Irregular Tessellation

Introduction

Irregular Tessellations are partitions of space into mutually distinct cells, but now the cells may vary in size and shape, allowing them to adapt to the spatial phenomena that they represent. Irregular tessellations are more complex than regular ones, but they are also more adaptive, which typically leads to a reduction in the amount of computer memory needed to store the data.

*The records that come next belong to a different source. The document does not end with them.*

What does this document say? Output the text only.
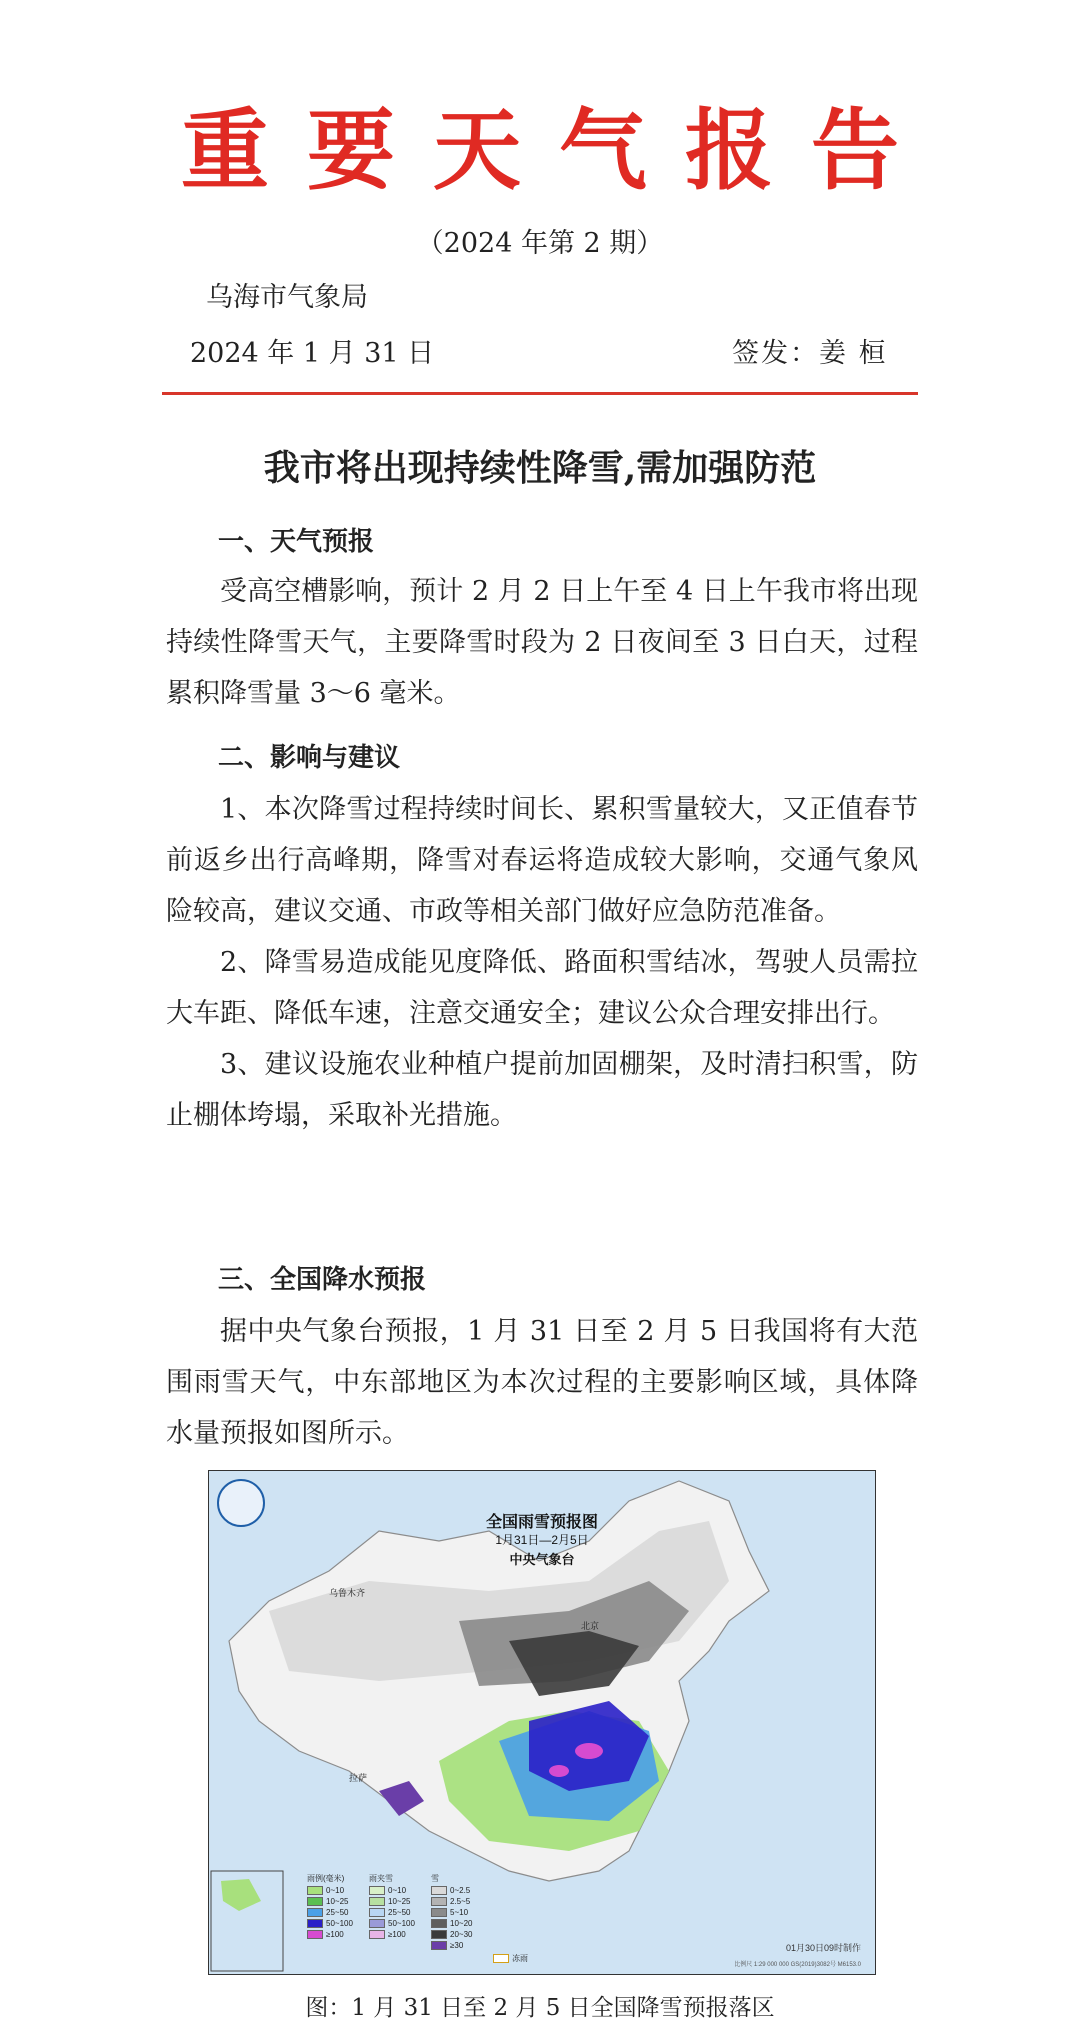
重要天气报告
（2024 年第 2 期）
乌海市气象局
2024 年 1 月 31 日	签发：姜 桓
我市将出现持续性降雪,需加强防范
一、天气预报

受高空槽影响，预计 2 月 2 日上午至 4 日上午我市将出现持续性降雪天气，主要降雪时段为 2 日夜间至 3 日白天，过程累积降雪量 3～6 毫米。

二、影响与建议

1、本次降雪过程持续时间长、累积雪量较大，又正值春节前返乡出行高峰期，降雪对春运将造成较大影响，交通气象风险较高，建议交通、市政等相关部门做好应急防范准备。

2、降雪易造成能见度降低、路面积雪结冰，驾驶人员需拉大车距、降低车速，注意交通安全；建议公众合理安排出行。

3、建议设施农业种植户提前加固棚架，及时清扫积雪，防止棚体垮塌，采取补光措施。

三、全国降水预报

据中央气象台预报，1 月 31 日至 2 月 5 日我国将有大范围雨雪天气，中东部地区为本次过程的主要影响区域，具体降水量预报如图所示。

全国雨雪预报图
1月31日—2月5日
中央气象台
乌鲁木齐
北京
拉萨
雨例(毫米)
0~10
10~25
25~50
50~100
≥100
雨夹雪
0~10
10~25
25~50
50~100
≥100
雪
0~2.5
2.5~5
5~10
10~20
20~30
≥30
冻雨
01月30日09时制作
比例尺 1:29 000 000 GS(2019)3082号 M6153.0
图：1 月 31 日至 2 月 5 日全国降雪预报落区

Regular tessellations provide simple structures with straightforward algorithms that are, however, not adaptive to the phenomena they represent. This means they might not represent the phenomena in the most efficient way. For this reason, substantial research effort has been put into irregular tessellation.

Explanation

A well-known data structure in this family - upon which many more variations have been based - is the region quadtree. It is based on a regular tessellation of square cells, but takes advantage of cases where neighbouring cells have the same field value, so that they can be represented together as one bigger cell. A simple illustration is provided in the Figure above. It shows a small 8×8 raster with three possible field values: white, green and blue. The quadtree that represents this raster is constructed by repeatedly splitting up the area into four quadrants, which are called NW, NE, SE, SW for obvious reasons. This procedure stops when all the cells in a quadrant have the same field value. The procedure produces an upside-down, tree-like structure, hence the name “quadtree”. In the computer’s main memory, the nodes of a quadtree (both circles and squares in the Figure) are represented as records. The links between them are pointers, i.e. a programming technique to address (or to point to) other records. Quadtrees are adaptive because they apply Tobler’s law. When a conglomerate of cells has the same value, they are represented together in the quadtree, provided their boundaries coincide with the predefined quadrant boundaries. Therefore, a quadtree provides a nested tessellation: quadrants are only split if they have two or more different values.

Figure: An 8 x8, three value raster (here, three colours) and its representation as a region quadtree. To construct a quadtree, the field is successively split into four quadrants until all parts have only a single value. After the first split, the southeast quadrant is entirely green, and this is indicated by a green square at level two of the tree. Other quadrants have to be split further.